(August 20, 2009) – In response to poor equity returns over the past decade, large institutional investors from across the globe are cutting exposure to this staple asset class, data shows.
With stock returns lagging behind those of bonds by 8.6% since 1999 (according to a study by the London Business School and Credit Suisse), some – but clearly not all – institutional investors are cutting equity exposure. According to data from Bloomberg, four of the world’s seven largest pension funds have cut their equity exposure modestly, with the California Public Employees Retirement System (CalPERS) – a bellwether of American institutional investing – cutting holdings from 56% to 49%. Other large funds that made similar moves include Dutch-based ABP (from 32% to 29%) and the Korean National Pension (from 17% to 15%).
British institutional investors have been particularly spooked by the poor performance of equities.

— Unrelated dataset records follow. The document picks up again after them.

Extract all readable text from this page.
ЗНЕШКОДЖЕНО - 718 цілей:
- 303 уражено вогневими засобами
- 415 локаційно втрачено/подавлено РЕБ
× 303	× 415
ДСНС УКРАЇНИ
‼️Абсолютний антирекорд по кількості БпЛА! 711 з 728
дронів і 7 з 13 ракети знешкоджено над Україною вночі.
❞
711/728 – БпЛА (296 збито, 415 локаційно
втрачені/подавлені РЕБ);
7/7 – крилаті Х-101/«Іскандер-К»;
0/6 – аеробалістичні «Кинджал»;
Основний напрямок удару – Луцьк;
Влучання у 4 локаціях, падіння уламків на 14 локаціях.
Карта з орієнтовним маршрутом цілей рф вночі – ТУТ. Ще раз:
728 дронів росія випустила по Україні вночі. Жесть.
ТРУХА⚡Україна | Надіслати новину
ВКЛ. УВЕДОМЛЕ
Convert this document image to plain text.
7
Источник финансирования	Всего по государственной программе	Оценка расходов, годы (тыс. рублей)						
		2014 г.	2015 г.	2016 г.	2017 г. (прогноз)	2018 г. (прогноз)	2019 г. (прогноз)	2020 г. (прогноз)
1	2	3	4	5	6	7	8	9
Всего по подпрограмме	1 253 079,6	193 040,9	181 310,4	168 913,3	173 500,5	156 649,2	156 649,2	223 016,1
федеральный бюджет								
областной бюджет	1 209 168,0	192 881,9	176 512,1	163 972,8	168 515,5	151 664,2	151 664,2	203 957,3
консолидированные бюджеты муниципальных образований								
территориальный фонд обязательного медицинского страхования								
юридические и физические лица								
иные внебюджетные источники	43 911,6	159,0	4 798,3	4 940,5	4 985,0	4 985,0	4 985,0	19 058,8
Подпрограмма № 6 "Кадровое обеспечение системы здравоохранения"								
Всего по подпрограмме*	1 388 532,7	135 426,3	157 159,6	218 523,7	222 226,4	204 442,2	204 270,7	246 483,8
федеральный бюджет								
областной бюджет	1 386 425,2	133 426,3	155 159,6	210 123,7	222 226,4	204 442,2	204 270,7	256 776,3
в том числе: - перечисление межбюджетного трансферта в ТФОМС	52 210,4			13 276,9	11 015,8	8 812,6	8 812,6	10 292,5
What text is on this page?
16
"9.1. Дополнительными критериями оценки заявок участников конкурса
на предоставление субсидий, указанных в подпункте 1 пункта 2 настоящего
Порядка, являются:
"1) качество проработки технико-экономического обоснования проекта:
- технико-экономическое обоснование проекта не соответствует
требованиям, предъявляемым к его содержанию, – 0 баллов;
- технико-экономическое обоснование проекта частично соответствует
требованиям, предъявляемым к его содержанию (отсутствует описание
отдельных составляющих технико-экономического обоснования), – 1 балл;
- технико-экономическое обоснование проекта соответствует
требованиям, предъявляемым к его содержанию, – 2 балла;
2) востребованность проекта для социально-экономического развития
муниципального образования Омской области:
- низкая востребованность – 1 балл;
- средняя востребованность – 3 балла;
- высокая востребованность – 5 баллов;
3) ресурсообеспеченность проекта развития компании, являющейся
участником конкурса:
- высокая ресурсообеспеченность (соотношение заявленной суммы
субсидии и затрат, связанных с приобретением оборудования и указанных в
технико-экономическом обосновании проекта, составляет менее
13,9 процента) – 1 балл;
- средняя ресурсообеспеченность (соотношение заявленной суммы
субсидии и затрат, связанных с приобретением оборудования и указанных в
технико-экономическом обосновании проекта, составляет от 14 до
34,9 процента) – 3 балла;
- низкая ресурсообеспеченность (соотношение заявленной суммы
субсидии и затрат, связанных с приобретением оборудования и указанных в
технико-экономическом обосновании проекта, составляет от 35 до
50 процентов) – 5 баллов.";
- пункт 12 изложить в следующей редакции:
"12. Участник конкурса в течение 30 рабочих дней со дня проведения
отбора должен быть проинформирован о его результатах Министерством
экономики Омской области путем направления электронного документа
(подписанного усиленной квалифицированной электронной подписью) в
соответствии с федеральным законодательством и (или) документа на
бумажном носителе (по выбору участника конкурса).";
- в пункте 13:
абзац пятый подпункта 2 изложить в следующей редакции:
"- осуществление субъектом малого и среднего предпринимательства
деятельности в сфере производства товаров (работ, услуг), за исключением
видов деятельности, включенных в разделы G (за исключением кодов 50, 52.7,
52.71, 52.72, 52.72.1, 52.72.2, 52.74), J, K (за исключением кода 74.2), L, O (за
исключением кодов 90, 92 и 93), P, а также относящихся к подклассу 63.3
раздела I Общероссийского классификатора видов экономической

According to data complied by Citigroup, equity holdings account for just 41% of British institutional portfolios, their lowest point since 1974. This figure exceeds bond holdings by just 1.6%, the smallest gap since 1962. The trend seems likely to continue: Up to 33% of UK pension funds plan on cutting equity exposure, according to a recent study by Watson Wyatt. Only 2% plan on increasing it.
The reason for this exodus? “The real issue is they don’t want the volatility they had,” Louise Kay, the head of UK institutional business development at Standard Life Investments told Bloomberg. “Funds normally have to look whether they rebalance or not after one asset class loses value, and this time they are wondering whether this is the right thing to do.”
Not everyone is running from the stock market, of course. The New York Common Fund is holding its allocation at 51%, while the government pensions of Norway and Japan – two massive capital pools – are holding steady on their equity exposure.
While moves out of poorly performing asset classes will rarely get managers fired, historical trends show that this past winter – namely, low price-to-earnings rations on many global stocks – might not have been the most opportune time to exit the market. While hindsight is always 20/20, investors who fled the stock market will have missed a bull run of proportions unseen since the 1930s.